It's been a long time since the East saw a drought as bad as this. The trees droop, branches hung with shriveled leaves that crackle against each other in the hot wind. Dust covers the fields, piling up in drifts behind the failing windbreaks, as if the desert had come for a visit and decided to stay. The creek where the Elric brothers fished and hunted frogs and salamanders has baked into a cracked yellow ditch stinking of rotten eggs.

Al pauses to look down, his hunched shoulders miming a frown, but Ed pinches his nostrils shut and hurries on.

oOo

He fingers the telegram from Winry in his pocket. The cheap ink has blurred and run, but Ed's memorized the gist: Riesenbuhl needs help; come sort things out. He grimaces, wondering what she expects him and Al to do. A drought's not like a flood: it's easier to dam a river than irrigate a waste. Plus, it's unnerving to be called home by an emergency. Nothing's supposed to happen in Riesenbuhl -- that's practically its reason for being. Snorting, Ed pushes back his sweat-soaked bangs. Anyone who calls East City a ghost town after dark hasn't seen the real thing.

oOo

"Grave-robbing bastard man-machines! Abominations raping our land, eating our flesh ... !"
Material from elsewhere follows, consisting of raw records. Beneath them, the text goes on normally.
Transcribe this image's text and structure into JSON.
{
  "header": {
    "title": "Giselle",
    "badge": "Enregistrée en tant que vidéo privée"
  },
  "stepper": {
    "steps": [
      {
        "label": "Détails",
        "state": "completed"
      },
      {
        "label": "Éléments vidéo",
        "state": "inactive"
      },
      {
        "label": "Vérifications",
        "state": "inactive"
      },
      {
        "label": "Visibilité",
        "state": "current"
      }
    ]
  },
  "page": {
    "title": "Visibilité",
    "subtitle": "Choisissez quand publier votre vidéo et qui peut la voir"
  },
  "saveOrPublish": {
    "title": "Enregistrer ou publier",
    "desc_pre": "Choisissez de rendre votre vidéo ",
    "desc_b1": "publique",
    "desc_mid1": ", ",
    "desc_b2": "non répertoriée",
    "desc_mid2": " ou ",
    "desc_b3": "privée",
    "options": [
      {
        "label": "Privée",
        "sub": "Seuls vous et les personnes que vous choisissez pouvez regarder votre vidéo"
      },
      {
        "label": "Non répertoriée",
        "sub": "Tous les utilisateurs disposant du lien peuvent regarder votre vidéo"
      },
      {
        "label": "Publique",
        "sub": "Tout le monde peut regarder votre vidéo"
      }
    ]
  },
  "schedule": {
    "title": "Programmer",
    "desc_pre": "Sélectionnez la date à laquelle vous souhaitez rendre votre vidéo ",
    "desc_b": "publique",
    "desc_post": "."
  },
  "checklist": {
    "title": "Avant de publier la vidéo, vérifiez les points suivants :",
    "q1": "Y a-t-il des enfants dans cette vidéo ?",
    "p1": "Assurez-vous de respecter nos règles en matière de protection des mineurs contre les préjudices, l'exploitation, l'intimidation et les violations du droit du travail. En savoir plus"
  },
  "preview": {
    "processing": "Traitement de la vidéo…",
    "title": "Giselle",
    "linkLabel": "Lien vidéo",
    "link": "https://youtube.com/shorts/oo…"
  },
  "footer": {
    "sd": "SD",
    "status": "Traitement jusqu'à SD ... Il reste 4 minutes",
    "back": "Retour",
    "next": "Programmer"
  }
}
Ed catches a glimpse of the figure yelling on the ridge and grinds his teeth. Zeb Carter lost both legs falling drunk onto the railroad tracks four years ago. It didn't change him much, except to add all things mechanical to the list of abominations he excoriates in midbender, including his own prosthetics. If he's harassing Granny Pinako's patients again, Ed's going to kick his ass, cripple or no. "Is that Carter up there?" he asks Al.

"Can't be," Al responds.

"Why not?"

"He died last winter, remember?"

oOo

Ed reminds himself that he's seen bodies, dead humans and live chimeras, almost as mangled as this, but it doesn't help. The skull's shattered, unrecognizable; the limbs and torso shredded, muscle torn from bone. He turns his face into the stinging breeze to clear his head. Cougars haunt these hills -- a nuisance at lambing, mostly -- and the odd bear, but the slurred marks in the dirt around the corpse aren't pawprints.

"Brother," Al says, his voice unsteady, "this is recent. Maybe not even an hour -- "

As one, they look uphill to the Rockbell house, and leave the dead to rot.